Ora, no artigo 1094º do Código Civil estipula-se que os contratos podem celebrar-se por prazo certo ou por duração indeterminada e que no silêncio das partes tem-se como celebrado por duração indeterminada.

E continua a douta sentença em acerto de decisão:

“Assim, tendo o contrato uma duração indeterminada, tinha que ser celebrado por escrito, pelo que, por força do disposto no artigo 220º do Código Civil, estamos em presença de um contrato nulo.

Quanto ao efeito derivado do referido vício, estabelece a lei que a declaração de nulidade tem efeito retroactivo, devendo ser restituído tudo o que tiver sido prestado ou, se a sua restituição em espécie não for possível, o valor correspondente (artigo 289º, nº 1, do Código Civil).

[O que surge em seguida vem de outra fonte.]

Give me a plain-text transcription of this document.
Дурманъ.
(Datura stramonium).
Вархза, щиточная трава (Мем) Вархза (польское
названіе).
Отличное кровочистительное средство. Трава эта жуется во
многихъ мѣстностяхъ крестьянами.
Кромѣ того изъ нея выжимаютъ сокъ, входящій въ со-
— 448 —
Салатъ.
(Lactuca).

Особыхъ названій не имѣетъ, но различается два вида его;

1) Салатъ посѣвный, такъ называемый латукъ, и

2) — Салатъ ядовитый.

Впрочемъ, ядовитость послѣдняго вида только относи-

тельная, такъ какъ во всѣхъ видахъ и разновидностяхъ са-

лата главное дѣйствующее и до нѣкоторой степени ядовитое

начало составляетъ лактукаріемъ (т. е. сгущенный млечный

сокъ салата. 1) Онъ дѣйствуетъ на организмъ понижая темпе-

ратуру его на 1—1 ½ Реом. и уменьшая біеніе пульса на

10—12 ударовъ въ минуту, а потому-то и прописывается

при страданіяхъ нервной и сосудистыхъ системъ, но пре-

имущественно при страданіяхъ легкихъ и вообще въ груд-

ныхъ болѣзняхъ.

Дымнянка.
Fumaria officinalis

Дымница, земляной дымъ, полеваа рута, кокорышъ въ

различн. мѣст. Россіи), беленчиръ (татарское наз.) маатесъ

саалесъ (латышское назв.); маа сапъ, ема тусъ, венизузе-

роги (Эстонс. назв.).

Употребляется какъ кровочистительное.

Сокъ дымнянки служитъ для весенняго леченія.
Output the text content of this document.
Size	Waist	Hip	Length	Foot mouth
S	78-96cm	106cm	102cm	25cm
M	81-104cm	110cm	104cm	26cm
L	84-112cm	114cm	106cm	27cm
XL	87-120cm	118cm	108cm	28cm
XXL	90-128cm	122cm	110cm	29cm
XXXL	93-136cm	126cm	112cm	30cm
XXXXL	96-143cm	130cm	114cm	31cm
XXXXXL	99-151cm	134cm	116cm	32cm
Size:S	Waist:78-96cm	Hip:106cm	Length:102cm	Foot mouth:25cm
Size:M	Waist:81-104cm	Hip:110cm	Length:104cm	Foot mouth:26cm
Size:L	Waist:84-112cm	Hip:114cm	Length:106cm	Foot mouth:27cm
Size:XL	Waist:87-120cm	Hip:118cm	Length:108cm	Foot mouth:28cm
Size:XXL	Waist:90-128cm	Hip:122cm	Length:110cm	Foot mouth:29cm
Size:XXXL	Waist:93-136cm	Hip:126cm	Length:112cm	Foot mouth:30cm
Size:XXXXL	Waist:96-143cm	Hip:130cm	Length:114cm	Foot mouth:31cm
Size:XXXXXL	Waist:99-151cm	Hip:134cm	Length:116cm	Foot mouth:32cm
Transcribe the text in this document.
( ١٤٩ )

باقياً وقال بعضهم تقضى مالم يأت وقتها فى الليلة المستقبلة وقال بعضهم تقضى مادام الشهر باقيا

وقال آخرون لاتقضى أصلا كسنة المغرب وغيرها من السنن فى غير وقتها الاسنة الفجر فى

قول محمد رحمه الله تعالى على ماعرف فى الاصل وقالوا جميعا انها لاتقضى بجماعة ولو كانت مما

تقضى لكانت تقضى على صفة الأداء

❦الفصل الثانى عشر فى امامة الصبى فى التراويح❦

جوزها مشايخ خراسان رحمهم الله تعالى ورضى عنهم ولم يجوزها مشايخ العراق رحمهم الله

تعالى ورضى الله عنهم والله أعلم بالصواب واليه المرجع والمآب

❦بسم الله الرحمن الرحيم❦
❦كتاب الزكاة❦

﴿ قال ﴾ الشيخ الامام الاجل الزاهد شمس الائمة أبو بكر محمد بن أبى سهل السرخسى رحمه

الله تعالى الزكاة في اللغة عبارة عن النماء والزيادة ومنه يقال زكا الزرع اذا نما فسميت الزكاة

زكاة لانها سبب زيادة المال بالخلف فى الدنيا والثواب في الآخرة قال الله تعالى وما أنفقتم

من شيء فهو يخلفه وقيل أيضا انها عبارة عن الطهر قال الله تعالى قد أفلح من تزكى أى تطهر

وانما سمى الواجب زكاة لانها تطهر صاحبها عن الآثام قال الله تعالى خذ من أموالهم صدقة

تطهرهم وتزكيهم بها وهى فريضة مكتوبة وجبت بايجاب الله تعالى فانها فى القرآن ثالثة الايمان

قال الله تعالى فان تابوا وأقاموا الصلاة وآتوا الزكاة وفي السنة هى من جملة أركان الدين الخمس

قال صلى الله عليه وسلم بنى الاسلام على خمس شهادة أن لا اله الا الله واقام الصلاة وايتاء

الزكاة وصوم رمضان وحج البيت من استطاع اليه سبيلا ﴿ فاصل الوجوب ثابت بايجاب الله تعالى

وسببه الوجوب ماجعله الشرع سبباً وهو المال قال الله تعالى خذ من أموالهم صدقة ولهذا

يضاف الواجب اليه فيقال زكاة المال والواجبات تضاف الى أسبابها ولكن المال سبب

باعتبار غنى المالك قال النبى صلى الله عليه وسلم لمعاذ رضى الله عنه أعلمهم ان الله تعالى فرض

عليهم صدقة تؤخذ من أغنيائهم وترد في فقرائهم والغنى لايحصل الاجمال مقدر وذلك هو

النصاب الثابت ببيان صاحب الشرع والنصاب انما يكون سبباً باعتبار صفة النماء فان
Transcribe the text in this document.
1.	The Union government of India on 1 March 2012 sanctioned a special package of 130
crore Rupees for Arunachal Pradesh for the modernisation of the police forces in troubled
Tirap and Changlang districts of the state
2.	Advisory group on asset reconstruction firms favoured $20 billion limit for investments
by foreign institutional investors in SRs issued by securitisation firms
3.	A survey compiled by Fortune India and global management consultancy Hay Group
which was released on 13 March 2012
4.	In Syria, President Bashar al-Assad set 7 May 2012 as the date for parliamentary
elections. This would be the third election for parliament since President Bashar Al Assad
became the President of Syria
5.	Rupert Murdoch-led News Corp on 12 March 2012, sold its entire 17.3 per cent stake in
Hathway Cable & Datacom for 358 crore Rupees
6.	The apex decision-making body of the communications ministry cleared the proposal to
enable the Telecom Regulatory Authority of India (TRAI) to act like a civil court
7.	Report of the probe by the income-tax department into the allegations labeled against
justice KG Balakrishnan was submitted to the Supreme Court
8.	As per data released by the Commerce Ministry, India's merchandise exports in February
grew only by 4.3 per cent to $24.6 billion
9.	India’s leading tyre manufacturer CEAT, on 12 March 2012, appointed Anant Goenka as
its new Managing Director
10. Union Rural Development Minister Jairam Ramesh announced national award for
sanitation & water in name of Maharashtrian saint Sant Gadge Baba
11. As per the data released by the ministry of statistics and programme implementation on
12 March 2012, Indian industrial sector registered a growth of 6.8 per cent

Resulta deste normativo, que a consequência desta nulidade será, pelo menos, o pagamento do equivalente à contrapartida pelo gozo do locado usufruído por aquele que esteve no gozo da coisa, face à impossibilidade de devolver tal gozo.

Não está em causa o pagamento das quantias equivalentes ao período pelo qual a R. se encontrou a usar a parte do rés-do-chão, nem tão pouco a cave.

Começou a mesma por peticionar o pagamento por parte da R. da quantia de € 4.920,00, alegadamente respeitante à reparação e montagem dos 16 elevadores para automóveis, ou, subsidiariamente, a quantia de € 46.125,00, referente à aquisição de 16 elevadores novos.

A R. solicitou à A. que procedesse à retirada das 16 plataformas elevatórias existentes na cave, a A. acedeu em proceder à retirada das mesmas, mas não realizou tal procedimento.

Em virtude desse facto, a R., com o conhecimento da A., contratou uma empresa que realizou a actividade de desmontagem e ao acondicionamento das plataformas.

Não ficou demonstrado que a montagem e a reparação de cada uma das plataformas elevatórias implique o custo de € 250,00, acrescido de IVA, nem tão pouco que em consequência da desmontagem e acondicionamento das plataformas realizados pela empresa contratada pela R., as mesmas tenham ficado inutilizadas.

Considerando o que fica referido, não pode proceder o peticionado pela R. a título principal, nem a título subsidiário.

Peticionou ainda a A. o pagamento por parte da R. da quantia de € 25.000,00, relativa à aquisição e montagem de um novo portão e reparação da entrada do edifício.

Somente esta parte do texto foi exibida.